In this case, Liberal MP Navdeep Bains and Economic Development Minister Mélanie Joly share the responsibility as campaign co-chairs, and in the event of a “state of electoral urgency,” are allowed to change the nomination rules as they “see fit.”
“It’s routine, it’s happened in every election cycle over the course of the last decade,” Mr. Caley said, adding that the point is to change timelines “to make things go faster.”
Nominating candidates is a key element of election readiness, and the Liberals have already nominated people to run under their banner in 162 ridings. At the party’s April convention, senior Liberals tied the next election’s timing to the completion of the vaccination campaign against COVID-19. The government has given itself a deadline to complete all vaccinations in September.
As of Friday, the Conservatives had nominated 215 candidates, the NDP 83 and the Greens 21.
Mr.
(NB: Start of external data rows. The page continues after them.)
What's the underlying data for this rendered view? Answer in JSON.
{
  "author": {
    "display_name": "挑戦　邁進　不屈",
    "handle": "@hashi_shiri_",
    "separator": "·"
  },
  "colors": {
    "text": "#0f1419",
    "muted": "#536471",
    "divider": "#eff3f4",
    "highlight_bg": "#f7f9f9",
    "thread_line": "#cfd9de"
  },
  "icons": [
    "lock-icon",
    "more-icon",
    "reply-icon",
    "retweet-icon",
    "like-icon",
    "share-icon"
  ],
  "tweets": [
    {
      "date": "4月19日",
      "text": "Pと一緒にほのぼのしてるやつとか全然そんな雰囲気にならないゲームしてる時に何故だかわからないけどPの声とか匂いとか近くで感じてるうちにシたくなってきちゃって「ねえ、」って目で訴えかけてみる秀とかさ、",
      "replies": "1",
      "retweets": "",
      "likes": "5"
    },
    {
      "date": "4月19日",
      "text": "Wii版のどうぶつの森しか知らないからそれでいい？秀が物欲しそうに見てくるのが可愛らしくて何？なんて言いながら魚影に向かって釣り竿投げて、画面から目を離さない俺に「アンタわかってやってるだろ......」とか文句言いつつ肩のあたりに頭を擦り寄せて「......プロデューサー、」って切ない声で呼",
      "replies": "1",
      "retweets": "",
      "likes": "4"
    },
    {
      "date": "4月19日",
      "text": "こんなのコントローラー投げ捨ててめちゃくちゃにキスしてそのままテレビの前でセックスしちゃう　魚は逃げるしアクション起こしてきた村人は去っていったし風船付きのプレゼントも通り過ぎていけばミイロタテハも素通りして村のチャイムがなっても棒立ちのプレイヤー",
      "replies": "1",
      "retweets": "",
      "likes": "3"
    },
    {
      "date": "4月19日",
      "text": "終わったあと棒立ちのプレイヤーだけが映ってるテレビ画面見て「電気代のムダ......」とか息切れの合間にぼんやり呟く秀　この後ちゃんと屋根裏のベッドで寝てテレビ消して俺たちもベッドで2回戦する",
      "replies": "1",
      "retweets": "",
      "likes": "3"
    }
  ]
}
Caley compared the Liberal Party’s use of its electoral-urgency clause with the Conservative Party’s decision in May to change its rules to allow the party to alter nomination timelines and other rules for picking candidates. However, in the Tories’ case, the extra powers only take effect once an election has been called.
“In the event of a general election being called, national council has authorized the party to change the nomination rules as they see fit, in order to get candidates in place,” Conservative Party spokesperson Cory Hann said Thursday.
Green Party spokesperson Rosie Emery said Friday that the party has no plans to exercise similar rules, noting that the government is still “relatively young.” The NDP did not provide a comment.
Adding to the election speculation, the House of Commons unanimously adopted a motion on Thursday that will allow members of Parliament not seeking re-election to make their farewell speeches on June 15.